14th August 1951:  A traditional Christmas pudding with a sprig of holly on the top.  (Photo by Chaloner Woods/Getty Images)
Traditional Christmas Pudding Dates Back To 14th Century Britain
By Matt Byrne
Christmas pudding is a traditional part of the holiday in Britain, but those who imagine it to be similar to typical American pudding would be mistaken, as the current iteration more resembles fruitcake, with sweet and candied fruits. However, the first Christmas pudding probably looked, smelled, and tasted far different than modern versions.
Christmas pudding had roots buried in medieval sausages, and its early ingredients included grains, fruit, and spices. The carol "We Wish You a Merry Christmas" references figgy pudding, also known as plum pudding, made with raisins, currants, sugar, almonds, carrots, cinnamon, cherries, and brandy.
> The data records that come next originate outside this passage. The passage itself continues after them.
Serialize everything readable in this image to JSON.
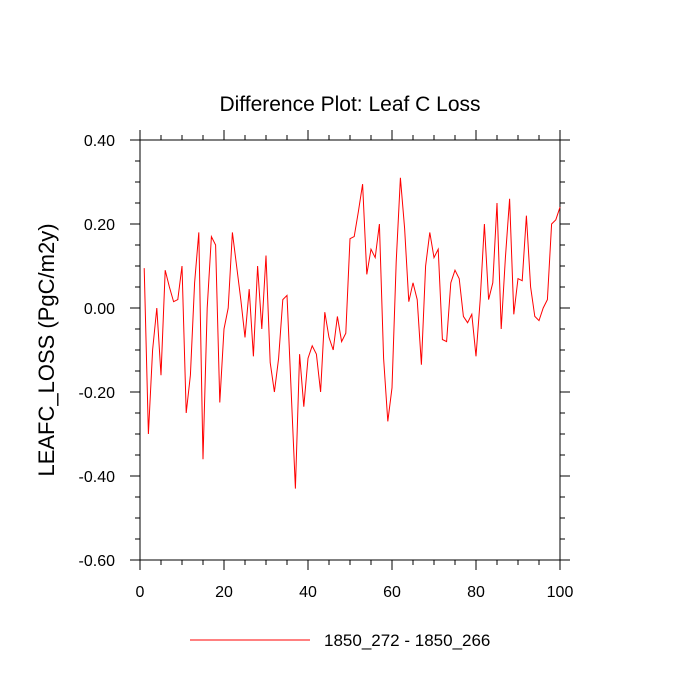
{
  "chart_data": {
    "type": "line",
    "title": "Difference Plot: Leaf C Loss",
    "xlabel": "",
    "ylabel": "LEAFC_LOSS  (PgC/m2y)",
    "xlim": [
      0,
      100
    ],
    "ylim": [
      -0.6,
      0.4
    ],
    "xticks": [
      0,
      20,
      40,
      60,
      80,
      100
    ],
    "xtick_labels": [
      "0",
      "20",
      "40",
      "60",
      "80",
      "100"
    ],
    "yticks": [
      0.4,
      0.2,
      0.0,
      -0.2,
      -0.4,
      -0.6
    ],
    "ytick_labels": [
      "0.40",
      "0.20",
      "0.00",
      "-0.20",
      "-0.40",
      "-0.60"
    ],
    "series": [
      {
        "name": "1850_272 - 1850_266",
        "color": "#ff0000",
        "x": [
          1,
          2,
          3,
          4,
          5,
          6,
          7,
          8,
          9,
          10,
          11,
          12,
          13,
          14,
          15,
          16,
          17,
          18,
          19,
          20,
          21,
          22,
          23,
          24,
          25,
          26,
          27,
          28,
          29,
          30,
          31,
          32,
          33,
          34,
          35,
          36,
          37,
          38,
          39,
          40,
          41,
          42,
          43,
          44,
          45,
          46,
          47,
          48,
          49,
          50,
          51,
          52,
          53,
          54,
          55,
          56,
          57,
          58,
          59,
          60,
          61,
          62,
          63,
          64,
          65,
          66,
          67,
          68,
          69,
          70,
          71,
          72,
          73,
          74,
          75,
          76,
          77,
          78,
          79,
          80,
          81,
          82,
          83,
          84,
          85,
          86,
          87,
          88,
          89,
          90,
          91,
          92,
          93,
          94,
          95,
          96,
          97,
          98,
          99,
          100
        ],
        "values": [
          0.095,
          -0.3,
          -0.1,
          0.0,
          -0.16,
          0.09,
          0.05,
          0.015,
          0.02,
          0.1,
          -0.25,
          -0.16,
          0.06,
          0.18,
          -0.36,
          0.0,
          0.17,
          0.15,
          -0.225,
          -0.05,
          0.0,
          0.18,
          0.1,
          0.02,
          -0.07,
          0.045,
          -0.115,
          0.1,
          -0.05,
          0.125,
          -0.13,
          -0.2,
          -0.12,
          0.02,
          0.03,
          -0.2,
          -0.43,
          -0.11,
          -0.235,
          -0.12,
          -0.09,
          -0.11,
          -0.2,
          -0.01,
          -0.07,
          -0.1,
          -0.02,
          -0.08,
          -0.06,
          0.165,
          0.17,
          0.23,
          0.295,
          0.08,
          0.14,
          0.12,
          0.2,
          -0.12,
          -0.27,
          -0.19,
          0.11,
          0.31,
          0.19,
          0.015,
          0.06,
          0.02,
          -0.135,
          0.1,
          0.18,
          0.12,
          0.14,
          -0.075,
          -0.08,
          0.06,
          0.09,
          0.07,
          -0.02,
          -0.035,
          -0.015,
          -0.115,
          0.02,
          0.2,
          0.02,
          0.06,
          0.25,
          -0.05,
          0.12,
          0.26,
          -0.015,
          0.07,
          0.065,
          0.22,
          0.05,
          -0.02,
          -0.03,
          0.0,
          0.02,
          0.2,
          0.21,
          0.24
        ]
      }
    ],
    "legend": {
      "position": "bottom-center",
      "label": "1850_272 - 1850_266"
    }
  }
}
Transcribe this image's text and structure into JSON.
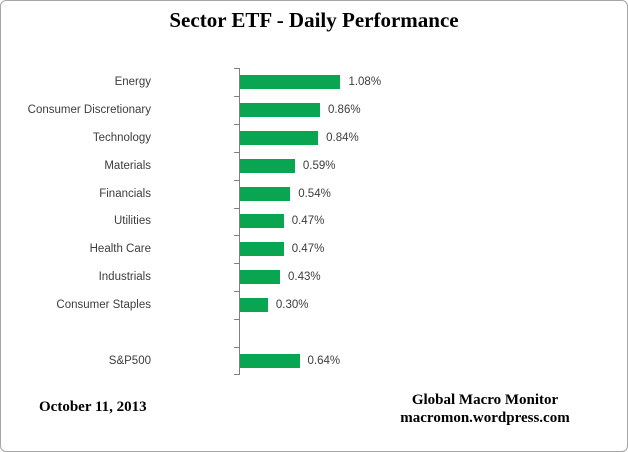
{
  "chart_data": {
    "type": "bar",
    "orientation": "horizontal",
    "title": "Sector ETF - Daily Performance",
    "categories": [
      "Energy",
      "Consumer Discretionary",
      "Technology",
      "Materials",
      "Financials",
      "Utilities",
      "Health Care",
      "Industrials",
      "Consumer Staples",
      "",
      "S&P500"
    ],
    "values": [
      1.08,
      0.86,
      0.84,
      0.59,
      0.54,
      0.47,
      0.47,
      0.43,
      0.3,
      null,
      0.64
    ],
    "value_labels": [
      "1.08%",
      "0.86%",
      "0.84%",
      "0.59%",
      "0.54%",
      "0.47%",
      "0.47%",
      "0.43%",
      "0.30%",
      "",
      "0.64%"
    ],
    "xlabel": "",
    "ylabel": "",
    "xlim": [
      0,
      1.2
    ],
    "grid": false,
    "legend": false,
    "bar_color": "#0aa551",
    "axis_color": "#808080",
    "label_color": "#3d3d3d"
  },
  "footer": {
    "date": "October 11, 2013",
    "credit_line1": "Global Macro Monitor",
    "credit_line2": "macromon.wordpress.com"
  }
}
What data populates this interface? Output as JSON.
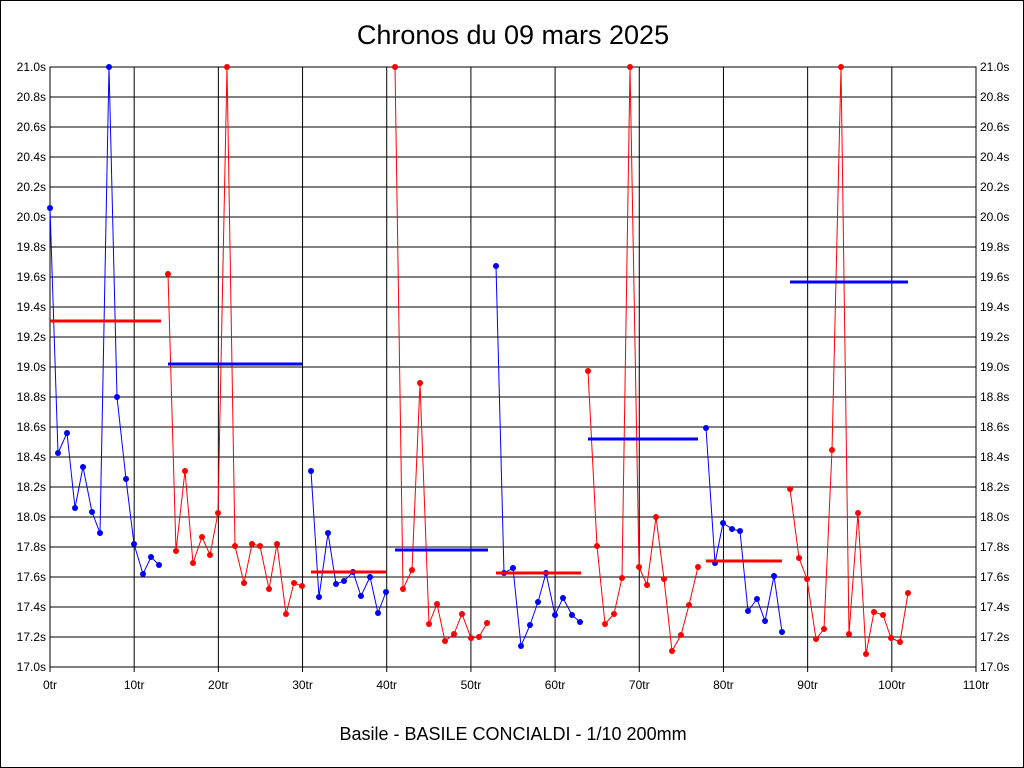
{
  "title": "Chronos du 09 mars 2025",
  "footer": "Basile - BASILE CONCIALDI - 1/10 200mm",
  "y_ticks": [
    "17.0s",
    "17.2s",
    "17.4s",
    "17.6s",
    "17.8s",
    "18.0s",
    "18.2s",
    "18.4s",
    "18.6s",
    "18.8s",
    "19.0s",
    "19.2s",
    "19.4s",
    "19.6s",
    "19.8s",
    "20.0s",
    "20.2s",
    "20.4s",
    "20.6s",
    "20.8s",
    "21.0s"
  ],
  "x_ticks": [
    "0tr",
    "10tr",
    "20tr",
    "30tr",
    "40tr",
    "50tr",
    "60tr",
    "70tr",
    "80tr",
    "90tr",
    "100tr",
    "110tr"
  ],
  "colors": {
    "series_a": "#0000ff",
    "series_b": "#ff0000",
    "grid": "#000000",
    "background": "#ffffff"
  }
}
The first predecessor to Christmas pudding was early mince pies, which had meat, fruit, and alcohol. The other dish it evolved from was frumenty, a porridge full of cracked wheat, nuts, and berries. It was ladled out as an appetizer but had a consistency akin to regular pudding.
Ultimately, the Christmas pudding that Britons love — or at least continue to make — was born through mixing mince pies and frumenty. Now, if the flavor could only be improved so that it didn't taste like it was 700 years old, it might be worthy of extra celebration.